There is no doubt that Mr. Christie’s nuanced position on marijuana legalization is rooted less in grand legal philosophy and more in responsiveness to public opinion. (Though it should be noted nearly 60% of New Jersey residents support legalized, regulated recreational marijuana.) But Christie’s position is not unique, and it sheds light on a real challenge and disconnect that exists between politicians’ rhetoric and effective public policy. When politicians take the position that they believe will get them in the least trouble, policy is often the victim. There are numerous parts of federal marijuana policy that are inconsistent and contradictory. Positions like Mr. Christie’s do little to resolve these policy challenges and in many ways simply reinforce the confusion of the status quo.

Carly Fiorina: A (certainly) common voice of (likely?) opposition

When asked her position on marijuana legalization, Carly Fiorina invoked a painful, personal anecdote about losing a child to drugs. Some have been critical of the answer as connecting marijuana with other types of drugs. Admittedly her position was unclear. She noted that “drug addiction is an epidemic, and it is taking too many of our young people,” while claiming, “I agree with Senator Paul. I agree with states’ rights.” Like Mr. Bush, Ms. Fiorina’s position seems to be everything and nothing.

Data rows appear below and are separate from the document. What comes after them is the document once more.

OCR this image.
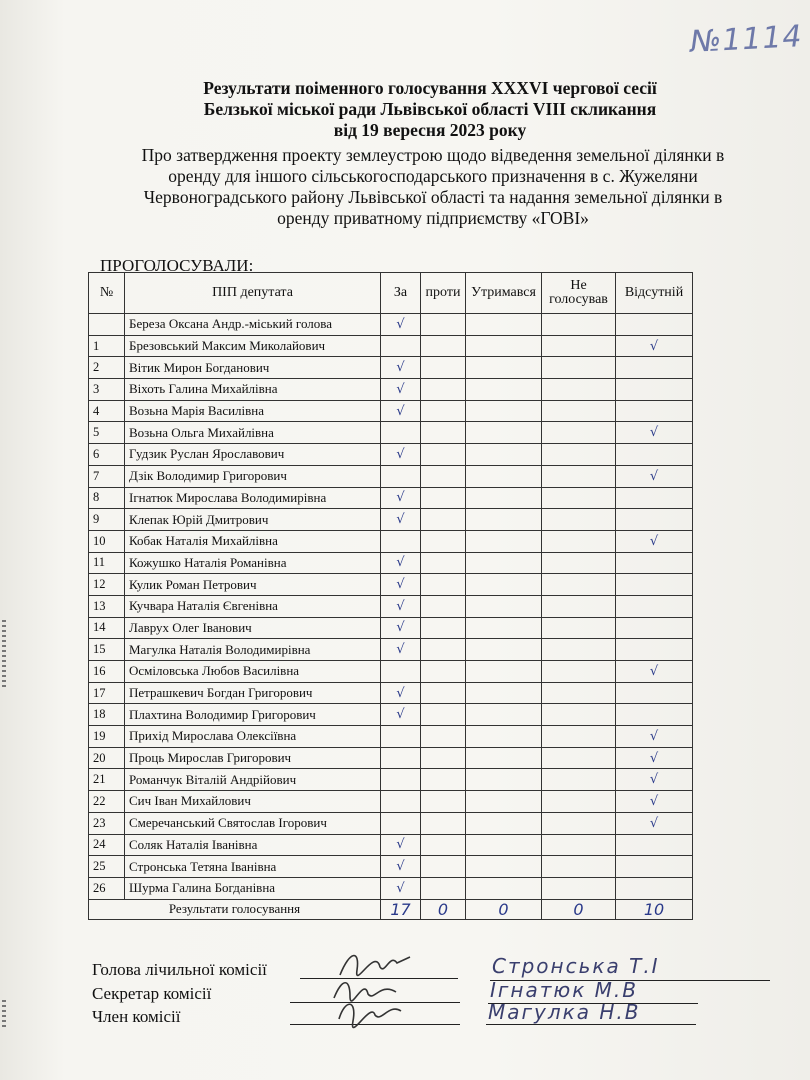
№1114
Результати поіменного голосування XXXVI чергової сесії
Белзької міської ради Львівської області VIII скликання
від 19 вересня 2023 року
Про затвердження проекту землеустрою щодо відведення земельної ділянки в
оренду для іншого сільськогосподарського призначення в с. Жужеляни
Червоноградського району Львівської області та надання земельної ділянки в
оренду приватному підприємству «ГОВІ»
ПРОГОЛОСУВАЛИ:
№	ПІП депутата	За	проти	Утримався	Не голосував	Відсутній
	Береза Оксана Андр.-міський голова	√				
1	Брезовський Максим Миколайович					√
2	Вітик Мирон Богданович	√				
3	Віхоть Галина Михайлівна	√				
4	Возьна Марія Василівна	√				
5	Возьна Ольга Михайлівна					√
6	Гудзик Руслан Ярославович	√				
7	Дзік Володимир Григорович					√
8	Ігнатюк Мирослава Володимирівна	√				
9	Клепак Юрій Дмитрович	√				
10	Кобак Наталія Михайлівна					√
11	Кожушко Наталія Романівна	√				
12	Кулик Роман Петрович	√				
13	Кучвара Наталія Євгенівна	√				
14	Лаврух Олег Іванович	√				
15	Магулка Наталія Володимирівна	√				
16	Осміловська Любов Василівна					√
17	Петрашкевич Богдан Григорович	√				
18	Плахтина Володимир Григорович	√				
19	Прихід Мирослава Олексіївна					√
20	Проць Мирослав Григорович					√
21	Романчук Віталій Андрійович					√
22	Сич Іван Михайлович					√
23	Смеречанський Святослав Ігорович					√
24	Соляк Наталія Іванівна	√				
25	Стронська Тетяна Іванівна	√				
26	Шурма Галина Богданівна	√				
Результати голосування		17	0	0	0	10
Голова лічильної комісії	Стронська Т.І
Секретар комісії	Ігнатюк М.В
Член комісії	Магулка Н.В
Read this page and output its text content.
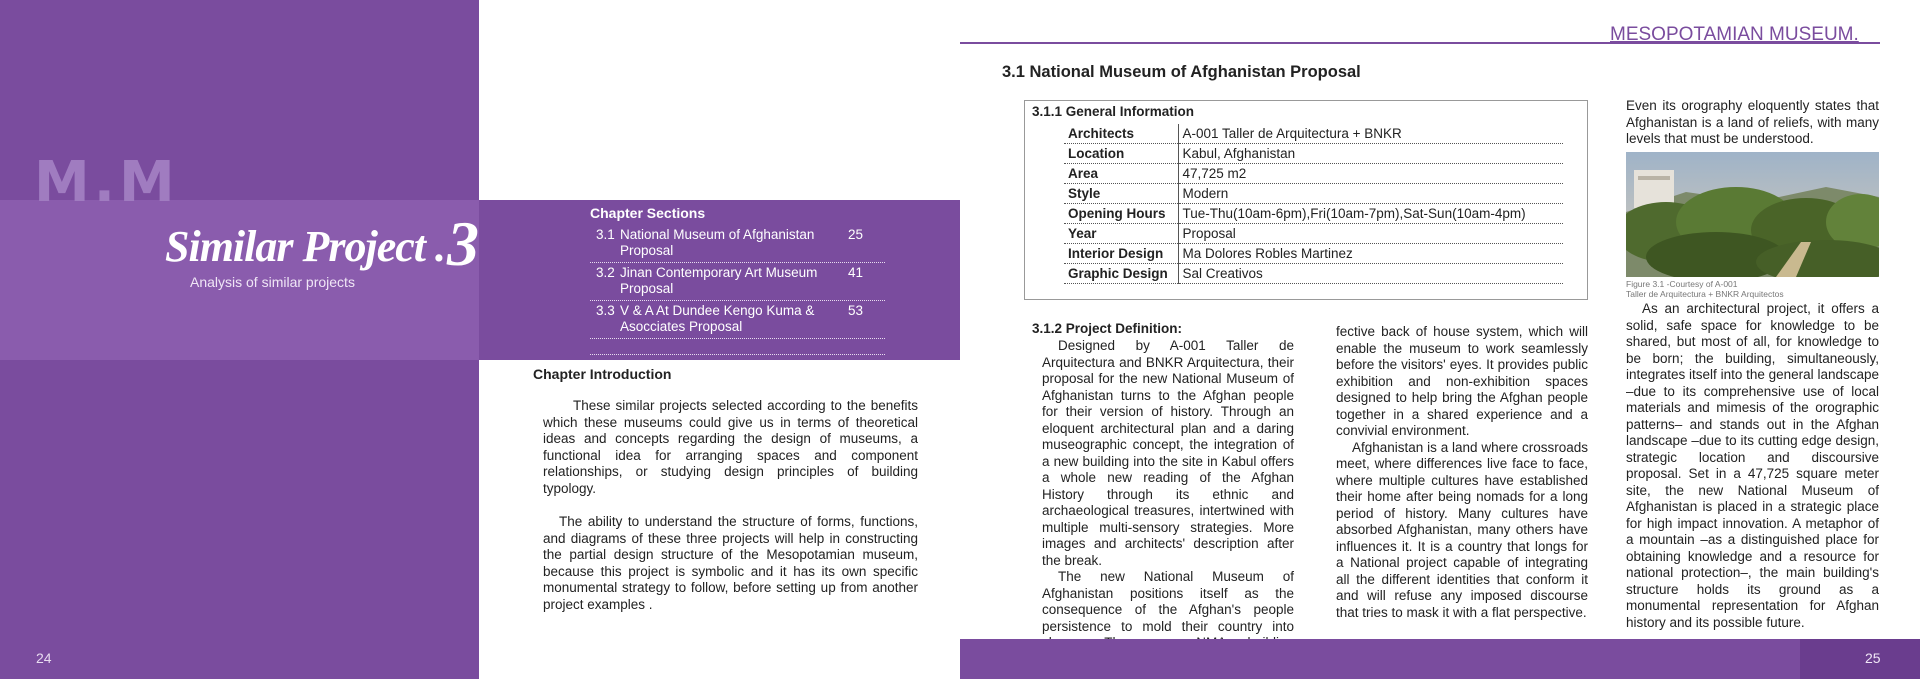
M.M
Similar Project .3
Analysis of similar projects
Chapter Sections
3.1 National Museum of Afghanistan Proposal
25
3.2 Jinan Contemporary Art Museum Proposal
41
3.3 V & A At Dundee Kengo Kuma & Asocciates Proposal
53
Chapter Introduction

These similar projects selected according to the benefits which these museums could give us in terms of theoretical ideas and concepts regarding the design of museums, a functional idea for arranging spaces and component relationships, or studying design principles of building typology.

The ability to understand the structure of forms, functions, and diagrams of these three projects will help in constructing the partial design structure of the Mesopotamian museum, because this project is symbolic and it has its own specific monumental strategy to follow, before setting up from another project examples .

24
MESOPOTAMIAN MUSEUM.
3.1 National Museum of Afghanistan Proposal
3.1.1 General Information
Architects	A-001 Taller de Arquitectura + BNKR
Location	Kabul, Afghanistan
Area	47,725 m2
Style	Modern
Opening Hours	Tue-Thu(10am-6pm),Fri(10am-7pm),Sat-Sun(10am-4pm)
Year	Proposal
Interior Design	Ma Dolores Robles Martinez
Graphic Design	Sal Creativos
3.1.2 Project Definition:

Designed by A-001 Taller de Arquitectura and BNKR Arquitectura, their proposal for the new National Museum of Afghanistan turns to the Afghan people for their version of history. Through an eloquent architectural plan and a daring museographic concept, the integration of a new building into the site in Kabul offers a whole new reading of the Afghan History through its ethnic and archaeological treasures, intertwined with multiple multi-sensory strategies. More images and architects' description after the break.

The new National Museum of Afghanistan positions itself as the consequence of the Afghan's people persistence to mold their country into

fective back of house system, which will enable the museum to work seamlessly before the visitors' eyes. It provides public exhibition and non-exhibition spaces designed to help bring the Afghan people together in a shared experience and a convivial environment.

Afghanistan is a land where crossroads meet, where differences live face to face, where multiple cultures have established their home after being nomads for a long period of history. Many cultures have absorbed Afghanistan, many others have influences it. It is a country that longs for a National project capable of integrating all the different identities that conform it and will refuse any imposed discourse that tries to mask it with a flat perspective.

Even its orography eloquently states that Afghanistan is a land of reliefs, with many levels that must be understood.

Figure 3.1 -Courtesy of A-001
Taller de Arquitectura + BNKR Arquitectos

As an architectural project, it offers a solid, safe space for knowledge to be shared, but most of all, for knowledge to be born; the building, simultaneously, integrates itself into the general landscape –due to its comprehensive use of local materials and mimesis of the orographic patterns– and stands out in the Afghan landscape –due to its cutting edge design, strategic location and discoursive proposal. Set in a 47,725 square meter site, the new National Museum of Afghanistan is placed in a strategic place for high impact innovation. A metaphor of a mountain –as a distinguished place for obtaining knowledge and a resource for national protection–, the main building's structure holds its ground as a monumental representation for Afghan history and its possible future.

25
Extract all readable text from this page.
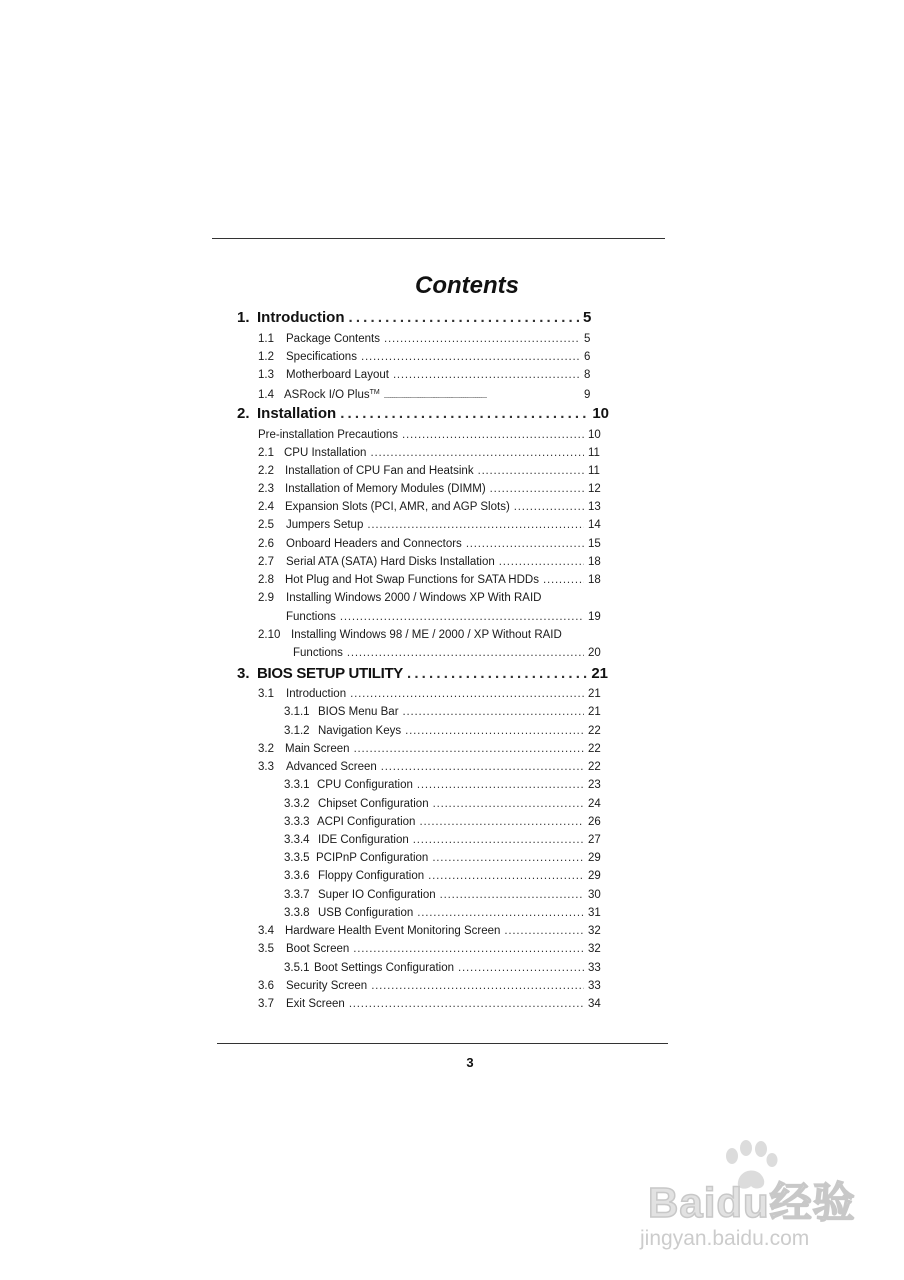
Contents
1. Introduction . . .	5
1.1	Package Contents . . .	5
1.2	Specifications . . .	6
1.3	Motherboard Layout . . .	8
1.4 ASRock I/O Plus™ . . .	9
2. Installation . . .	10
Pre-installation Precautions . . .	10
2.1 CPU Installation . . .	11
2.2 Installation of CPU Fan and Heatsink . . .	11
2.3 Installation of Memory Modules (DIMM) . . .	12
2.4 Expansion Slots (PCI, AMR, and AGP Slots) . . .	13
2.5	Jumpers Setup . . .	14
2.6	Onboard Headers and Connectors . . .	15
2.7	Serial ATA (SATA) Hard Disks Installation . . .	18
2.8 Hot Plug and Hot Swap Functions for SATA HDDs . . .	18
2.9 Installing Windows 2000 / Windows XP With RAID
Functions . . .	19
2.10 Installing Windows 98 / ME / 2000 / XP Without RAID
Functions . . .	20
3. BIOS SETUP UTILITY . . .	21
3.1	Introduction . . .	21
3.1.1 BIOS Menu Bar . . .	21
3.1.2 Navigation Keys . . .	22
3.2 Main Screen . . .	22
3.3	Advanced Screen . . .	22
3.3.1 CPU Configuration . . .	23
3.3.2 Chipset Configuration . . .	24
3.3.3 ACPI Configuration . . .	26
3.3.4 IDE Configuration . . .	27
3.3.5 PCIPnP Configuration . . .	29
3.3.6 Floppy Configuration . . .	29
3.3.7 Super IO Configuration . . .	30
3.3.8 USB Configuration . . .	31
3.4 Hardware Health Event Monitoring Screen . . .	32
3.5	Boot Screen . . .	32
3.5.1 Boot Settings Configuration . . .	33
3.6	Security Screen . . .	33
3.7	Exit Screen . . .	34
3
Baidu经验
jingyan.baidu.com
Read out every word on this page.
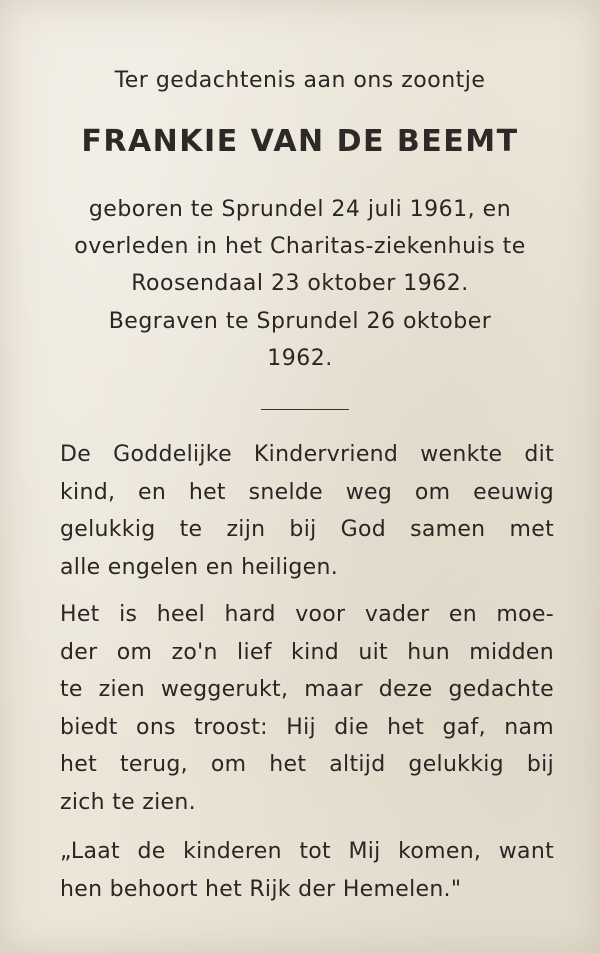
Ter gedachtenis aan ons zoontje
FRANKIE VAN DE BEEMT
geboren te Sprundel 24 juli 1961, en
overleden in het Charitas-ziekenhuis te
Roosendaal 23 oktober 1962.
Begraven te Sprundel 26 oktober
1962.
De Goddelijke Kindervriend wenkte dit
kind, en het snelde weg om eeuwig
gelukkig te zijn bij God samen met
alle engelen en heiligen.
Het is heel hard voor vader en moe-
der om zo'n lief kind uit hun midden
te zien weggerukt, maar deze gedachte
biedt ons troost: Hij die het gaf, nam
het terug, om het altijd gelukkig bij
zich te zien.
„Laat de kinderen tot Mij komen, want
hen behoort het Rijk der Hemelen."
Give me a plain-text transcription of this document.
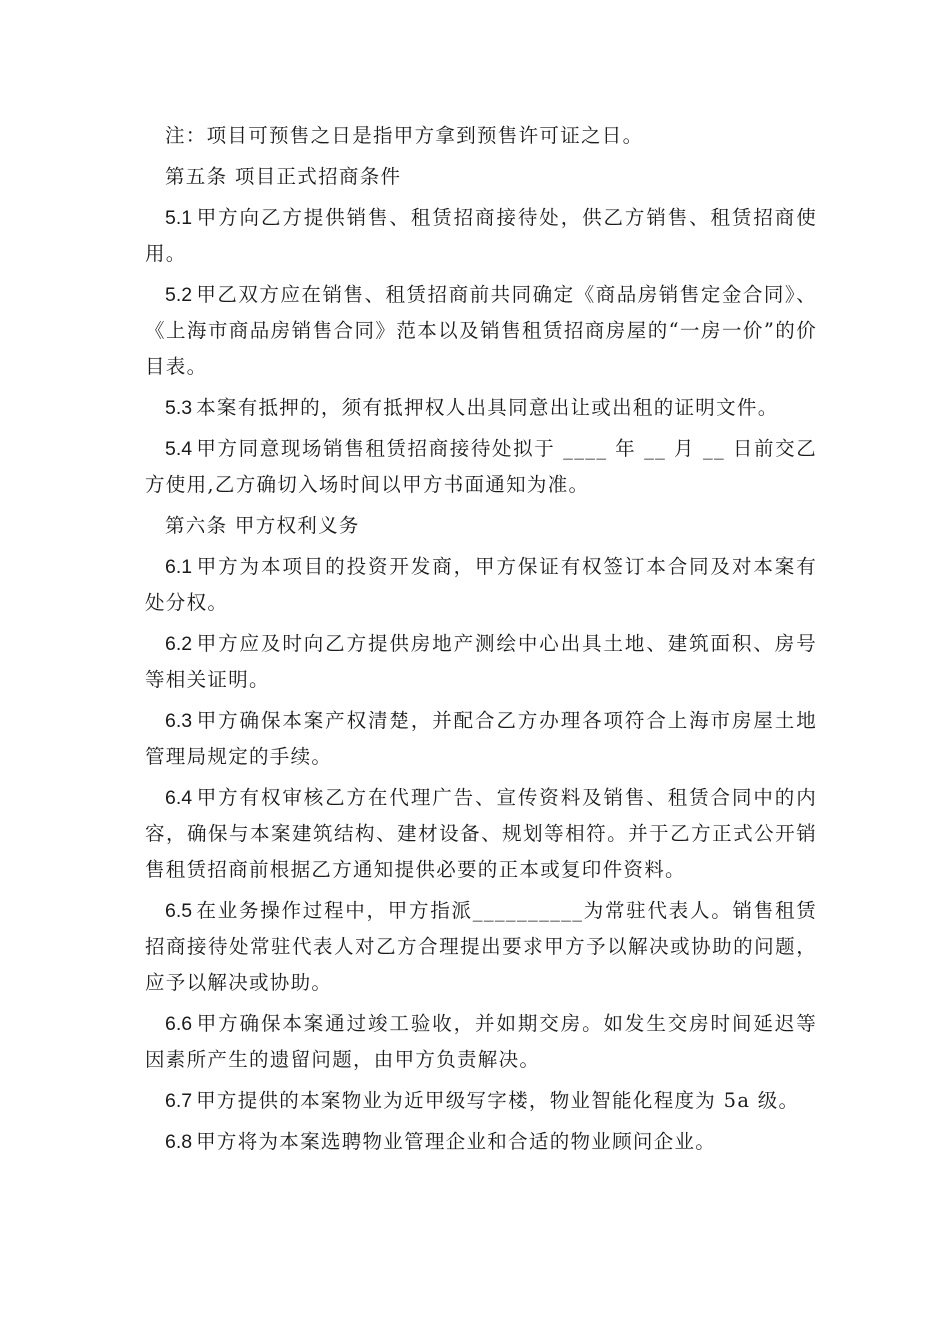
注：项目可预售之日是指甲方拿到预售许可证之日。

第五条 项目正式招商条件

5.1 甲方向乙方提供销售、租赁招商接待处，供乙方销售、租赁招商使用。

5.2 甲乙双方应在销售、租赁招商前共同确定《商品房销售定金合同》、《上海市商品房销售合同》范本以及销售租赁招商房屋的“一房一价”的价目表。

5.3 本案有抵押的，须有抵押权人出具同意出让或出租的证明文件。

5.4 甲方同意现场销售租赁招商接待处拟于 ____ 年 __ 月 __ 日前交乙方使用,乙方确切入场时间以甲方书面通知为准。

第六条 甲方权利义务

6.1 甲方为本项目的投资开发商，甲方保证有权签订本合同及对本案有处分权。

6.2 甲方应及时向乙方提供房地产测绘中心出具土地、建筑面积、房号等相关证明。

6.3 甲方确保本案产权清楚，并配合乙方办理各项符合上海市房屋土地管理局规定的手续。

6.4 甲方有权审核乙方在代理广告、宣传资料及销售、租赁合同中的内容，确保与本案建筑结构、建材设备、规划等相符。并于乙方正式公开销售租赁招商前根据乙方通知提供必要的正本或复印件资料。

6.5 在业务操作过程中，甲方指派__________为常驻代表人。销售租赁招商接待处常驻代表人对乙方合理提出要求甲方予以解决或协助的问题，应予以解决或协助。

6.6 甲方确保本案通过竣工验收，并如期交房。如发生交房时间延迟等因素所产生的遗留问题，由甲方负责解决。

6.7 甲方提供的本案物业为近甲级写字楼，物业智能化程度为 5a 级。

6.8 甲方将为本案选聘物业管理企业和合适的物业顾问企业。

Yet, Ms. Fiorina’s position on the issue is less important than her answer to the question. She has dealt with drug use on a very personal level and has experienced its absolute worst consequence: the loss of a child. Whether it is appropriate to conflate that experience with choices over the legalization of marijuana is moot. There are hundreds of thousands of Carly and Frank Fiorinas out there who think about policies like marijuana legalization through that same lens. The reform movement may not like it; they may not think it is sound judgment; they may not think it is fair. Yet, it is real, and any candidate—for any office—who sees marijuana reform as a policy and/or political opportunity must recognize that for some, there is a painful and emotional aspect to this issue that will remain—regardless of how much aggregate public opinion shifts.